Mark Roe can't wait for the Tour Championship, but says the points system must be reviewed.
Loaded points system doesn't encourage best field
The Tour Championship is obviously one of the most exciting and important weeks on the PGA Tour.
This week's finale to the FedEx Cup will see 30 players competing to win a monumental prize of $10million on the wonderful East Lake course. For the PGA Tour players, this prize is second only to the majors and the WGC events.
And while I am enormously excited about the four days of tremendous golf I'll be covering for
Sky Sports, I can't help but feel disappointed by the anomalies of the points allocation in the FedEx Cup play-offs.

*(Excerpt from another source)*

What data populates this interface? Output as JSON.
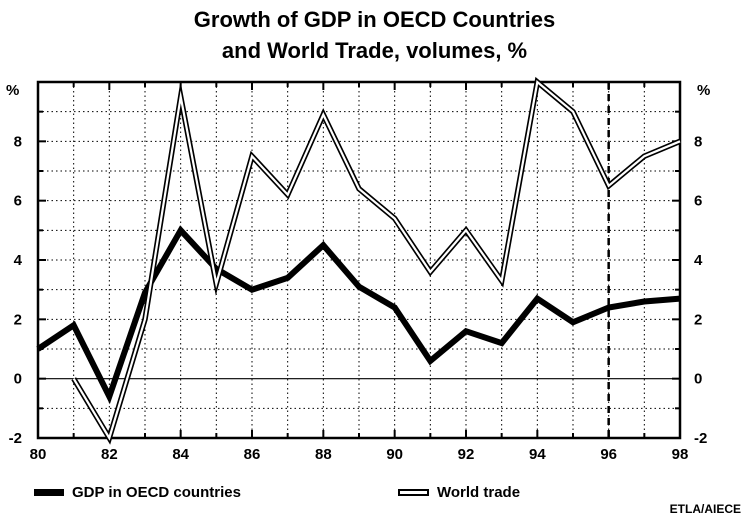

The winners of the three play-off events - The Barclays, The Deutsche Bank Championship and The BMW Championship - earned 2,500 FedEx Cup points, which is five times more than you would receive for winning a regular PGA Tour event.
You only earn 550 points for winning a WGC event and just 600 for a major championship. So that means somebody like Charley Hoffman, who had picked up just two top-10 finishes all season, is now in a prime position to win the $10million Tour Championship, simply because he won the Deutsche Bank.
I don't want to take anything away from what was a fine win for Hoffman, but should he really be in the top five in the points list going into the Tour Championship?
As the PGA Tour is keen to point out, anybody in the top five has their destiny in their own hands this week, so a victory for Kuchar would guarantee him the $10million.
Loaded
In my view, the points are far too heavily loaded in favour of these end-of-season tournaments. You can have a very average year and then do well in the play-offs and catapult yourself ahead of the more consistent performers.
Look at Martin Laird. He has had relatively little impact this year after winning at the end of 2009, but finished second in The Barclays, picked up 2,000 points, and is ahead of the Masters champions Phil Mickelson in the points list. That doesn't seem like a fair system of recognition.
Meanwhile, somebody like Rory McIlroy - who produced that wonderful victory at Quail Hollow earlier in the season and finished third at the PGA Championship - doesn't even make the top 30 and won't be playing at East Lake this week. That doesn't make sense either.
Surely the play-off points should be the same as they are for a regular Tour event - and certainly not four times higher than they are for a major? Surely fourth place in a play-off event shouldn't be worth more than winning a regular tour event?
The Tour Championship should feature the best possible field and you should have to play well for the whole season to get into it. In my view, the Tour Championship should be the players that have earned the most money on tour. Europe's Race to Dubai is the epitomy of what a Tour Championship should be... or perhaps I'm just old-fashioned?
Disappointed
Ultimately I'm disappointed that we won't see McIlroy there this week - and I could say the same about Ian Poulter, who couldn't quite sneak his way in at the BMW Championship.
We still have a strong British presence. Paul Casey is fifth in the points list, having run Dustin Johnson close at the BMW Championship, and Justin Rose and Luke Donald are also there.
And while the absentees will be disappointed, I'm sure Colin Montgomerie will be delighted that McIlroy, Poulter and Padraig Harrington will not be playing in America ahead of next week's Ryder Cup.
Nine of the US team are in the field at East Lake - compared to just one European team-member - and will fly over early next week. They will have less time to acclimatise to the time change and will have less time to rest. That could give the European team an extra edge.
So while I'm not convinced by the system, at least there is a plus side for Europe's Ryder Cup hopes.
I don't want to sound too negative here. The Tour Championship will see 30 wonderful players chasing a huge, huge prize and the play-offs have been very exciting events to watch. They are full of plots and sub plots.
No matter how the points system works, you can't help but be excited about an event like this. I look forward to East Lake with interest.